There are these little life events that were repeated over and over, over the years, where familiar images and sensations were branded into our brains and bodies that have the potential to cause discomfort if not dealt with consciously and firmly. Over the first weeks of not drinking, I found a few ways to help soften any kind of irritation or discomfort brought about by breaking those old useless habits. And last night, when I went out to a nice restaurant and didn’t drink ethanol for the first time in around 40 years. I found my own way to give a nod to my sensibilities while still sticking to my resolve.
Here are a few strategies I have found really helpful.
At cocktail time at home I make myself a switchflipper (mocktail) that is not sweet and has a good bite to it. I notice that I crack the ice and refill it the same way I did with gin. I enjoy the process; I like drinking while schmoozing and making dinner the same way I always did, only now without the ethanol. So, with switchflipper in hand, I don’t feel bereft like I’m missing something or have “given up” anything. Ha ha, I just invented a new mocktail called The Placebo. In a nice rocks glass, pour over ice 4 parts soda, 1 part lemon juice. Add a dash of orange bitters and cayenne pepper. Garnish with lemon wedge.
At the restaurant, I asked for soda on the rocks with a splash of bitters and a lime. The waitress brought the soda in one of those big tall ugly glasses, and next round I asked for a rocks glass. For me, just holding the right kind of glass does the trick. I’ll bet former wine drinkers would benefit by putting their NA drink in a wine glass during such occasions.
I have found St John’s Wort tea is a great beverage to take the edge off if I’m feeling a little edgy especially after a busy day. If you want to remove the edge off the late afternoon/early evening changeover, it’s good to have some St. John’s Wort around 3 or 4:00. You can get it in capsules, too.
I also have a snack around then. I have a Coconut Almond Kind Bar and some Dr. Schulze’s SuperFood with my St J’s tea. Doing this makes it so you don’t experience that low that you would have previously used ethanol to deal with.
And it goes without saying that staying hydrated really helps a lot.

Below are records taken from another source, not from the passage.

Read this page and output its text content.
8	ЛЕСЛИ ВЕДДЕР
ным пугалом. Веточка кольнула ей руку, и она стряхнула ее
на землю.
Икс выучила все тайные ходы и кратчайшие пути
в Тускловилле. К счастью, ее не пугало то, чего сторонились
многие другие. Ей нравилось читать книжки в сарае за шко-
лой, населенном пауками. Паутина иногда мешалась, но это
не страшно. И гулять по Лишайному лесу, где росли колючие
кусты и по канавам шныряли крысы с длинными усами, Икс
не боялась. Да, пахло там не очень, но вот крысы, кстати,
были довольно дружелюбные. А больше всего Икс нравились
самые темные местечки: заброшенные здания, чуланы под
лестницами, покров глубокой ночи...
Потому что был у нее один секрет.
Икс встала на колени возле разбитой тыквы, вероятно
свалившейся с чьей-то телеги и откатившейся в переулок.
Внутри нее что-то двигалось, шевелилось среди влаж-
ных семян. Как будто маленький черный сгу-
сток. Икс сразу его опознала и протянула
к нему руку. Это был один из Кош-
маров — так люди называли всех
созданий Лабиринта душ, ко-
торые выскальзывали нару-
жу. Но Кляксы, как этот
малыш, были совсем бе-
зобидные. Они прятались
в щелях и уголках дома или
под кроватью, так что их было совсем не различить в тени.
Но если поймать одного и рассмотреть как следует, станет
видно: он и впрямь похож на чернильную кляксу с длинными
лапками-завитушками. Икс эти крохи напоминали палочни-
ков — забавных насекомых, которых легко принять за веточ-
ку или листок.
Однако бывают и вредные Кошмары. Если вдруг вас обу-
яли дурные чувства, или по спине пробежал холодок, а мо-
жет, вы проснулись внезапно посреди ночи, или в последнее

Taking 20 minute silent meditation daily is really good. During the first few weeks I had to force myself to sit down for those minutes. Now I look forward to it; usually squeeze one in in the middle of the day. (I’d done a lot of meditating in the past, but it was always with some kind of an agenda, now I simply get quiet.) Lately, if it works out, I sneak upstairs and grab those 20 minutes around cocktail time, and it’s amazing how good I feel. It’s relaxing and energizing. I have this Better Back thing that is like being held while sitting. The 20 minutes fly by, and my very active mind is able to get really quiet now. Here’s a good video called The No Bullshit Guide to Meditation. https://www.youtube.com/watch?v=wirV265ZYSw
I have been making my diet more alkaline, eating more greens and such, making smoothies with carrots, beets, kale, spinach, ginger, apples, stuff like that. It feels good to be healthy.
EFT, tapping can help dealing with that little monster. Here’s a link or just google EFT or tapping for addiction and find one that you like. I know when I was doing it, I’d tap saying stuff like, “Even though I have this desire to drink, I love and accept myself completely.” It helped in those first few days and weeks.
Fresh air, sunshine and exercise go a long way in the feel good department. I always got out and ran or rowed even when totally debauched and hungover, but now it’s even better, and my joy factor is greatly enhanced.
If you notice a sneaky little urge or feel the remnants of the old habit trying to push its way into action, it’s really important to review the salient parts of whatever book or books you read. In fact, you can do preemptive review every few days, and nip any of that kind of thing in the bud. I read the last bit of Allen Carr’s Stop Drinking Now – quick and dirty reminders. Yeah! I’m a non-drinker!
Resistance does not work. I have learned that when a thought or urge arises, it is counterproductive to try to push it away or resist it. Allow it to be just as it is, and it passes just like any other thought. That saying, “What you resist persists” is true. Resistance makes it stickier. The harder you try to not think of something, the stronger the thought becomes. The firmer and clearer you are in your resolve in the first place, the less power any of those thoughts have at the getgo.
Forum communities such asThis Naked Mind and Hello Sunday Morning are good too. Keeps you in touch with like-minded peeps and adds a bit of accountability to your resolve.